Friday, 16 November 2012

Democracy's finest hour?

Well, my little rant about the Police Commissioner Elections yesterday hardly encouraged the burghers of the Black Country to vote in droves: the Dark Place's turnout was 12.87%, and the West Midlands average was even lower: 12.35%. You can guarantee that most of those voters were golf-club fascists voting UKIP, birch-wielding Tories and of course police officers. So even if a single candidate gets 50% of the vote by some miracle, the most they'll command is 6.15% of the region's 5 million+ people.

We shall have to bear this in mind when the next Tory MP claims a strike is illegitimate if fewer than 50% of the members voted. But in the meantime, let's ponder this. When elected mayors were proposed, people got to vote in a referendum on the concept itself. Some places voted yes, others voted no. Hartlepool voted yes, and yesterday decided to abolish the post. So if the Tories are so keen on local democracy, why no referendum?

The answer is, of course, that the like the appearance of democracy rather than the thing itself. That's why they like police commissioners. They've watched a lot of Westerns and really believe that a lone hero can clean up this town. Not coincidentally, that's the argument the Daily Mail and other Tories made about certain other law-and-order types: Mosley, Mussolini and Hitler. Democracy is not served by concentrating power in the hands of a lowest-common-denominator demagogue.

Which brings me to my next example, Mr Michael Gove.




You may think he's a harmless Pob lookalike, but one of his favourite concepts is the Academy school. It's a really simple idea. You take a school run by the elected local council and you give it to a 'sponsor', who could be, say, a Tory Party donor and Christian fundamentalist, or a university not entirely unadjacent to The Hegemon. You then exempt it from Freedom of Information laws. You sack the governors and replace them with an unelected advisory board. Parent and staff governors are not replaced. You exempt the school from requirements that teachers actually have qualifications, from minimum food standards and from measures banning vending machines and the like.

To whom is the school answerable? Not the parents. Not the staff. Not the students. Nor the local authority, who you might think would have a keen sense of the areas educational needs and plenty of expertise in logistics, supplies, legal advice, pay, and all the other complicated things a school requires. A council that can be sacked if the local voters decide it's doing a bad job. No, the school is answerable only to one Michael Gove and to whichever dubious corporation decided that running (but not funding) a school would be a good bit of PR.
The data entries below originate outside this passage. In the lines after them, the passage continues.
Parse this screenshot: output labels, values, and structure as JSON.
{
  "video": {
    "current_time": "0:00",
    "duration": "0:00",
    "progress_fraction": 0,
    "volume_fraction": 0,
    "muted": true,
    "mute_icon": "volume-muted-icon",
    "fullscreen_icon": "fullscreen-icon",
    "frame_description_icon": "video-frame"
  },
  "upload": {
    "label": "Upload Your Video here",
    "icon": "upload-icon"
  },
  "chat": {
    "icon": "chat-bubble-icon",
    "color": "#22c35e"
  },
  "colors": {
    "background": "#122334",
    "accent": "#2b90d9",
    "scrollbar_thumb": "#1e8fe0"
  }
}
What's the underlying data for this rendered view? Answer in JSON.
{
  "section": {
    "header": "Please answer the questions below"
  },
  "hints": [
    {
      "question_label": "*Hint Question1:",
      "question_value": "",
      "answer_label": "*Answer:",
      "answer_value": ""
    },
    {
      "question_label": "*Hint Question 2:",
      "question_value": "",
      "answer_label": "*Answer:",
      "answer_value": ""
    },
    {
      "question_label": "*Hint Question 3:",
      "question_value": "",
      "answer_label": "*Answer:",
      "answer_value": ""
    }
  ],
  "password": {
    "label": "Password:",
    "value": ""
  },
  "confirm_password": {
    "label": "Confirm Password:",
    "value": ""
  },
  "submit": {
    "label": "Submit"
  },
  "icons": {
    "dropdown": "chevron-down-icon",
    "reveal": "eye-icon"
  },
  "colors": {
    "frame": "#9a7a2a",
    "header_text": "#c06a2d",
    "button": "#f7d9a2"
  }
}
And that, children, is 'democracy' in action. See also: the privatisation and restructuring of the NHS.

4 comments:

Anonymous said...

i haven't heard anything about it (not that i've been following it that closely) but it looks to me like the purpose of the commissioners are to, well, commission police services...

"The anticipated start date for the contract is February 2013. Bidders should note that this date falls after the expected appointment of Police and Crime Commissioners, and that contracts would be subject to the approval of the Police and Crime Commissioner for the force area concerned, who will become the contracting authority."

(page 2 of: http://www.guardian.co.uk/uk/interactive/2012/mar/02/contract-note-bidders-police-services )

The Plashing Vole said...

That was certainly the intention, but most candidates were forced to come out against privatisation during the campaign due to widespread disquiet. Some of them will certainly pursue it, but hopefully most will feel they don't have any kind of mandate.

Jon Tulloch said...

The pob comparison is good because one is so insuferably wooden and the other is a puppet. I always seem to have the image of Obadiah Slope in my mind when the 'bestial' Gove is mentioned though...

Jake said...

Wasn't Gove also the one who was briefly obsessed with providing every school in the country with copies of the Bible? And not just any Bible, I hasten to add, such as schools already have in large numbers and which are available to freely download from a hundred places on the Internet. No, Mr Gove wanted to hand out Bibles to which he had written a foreword.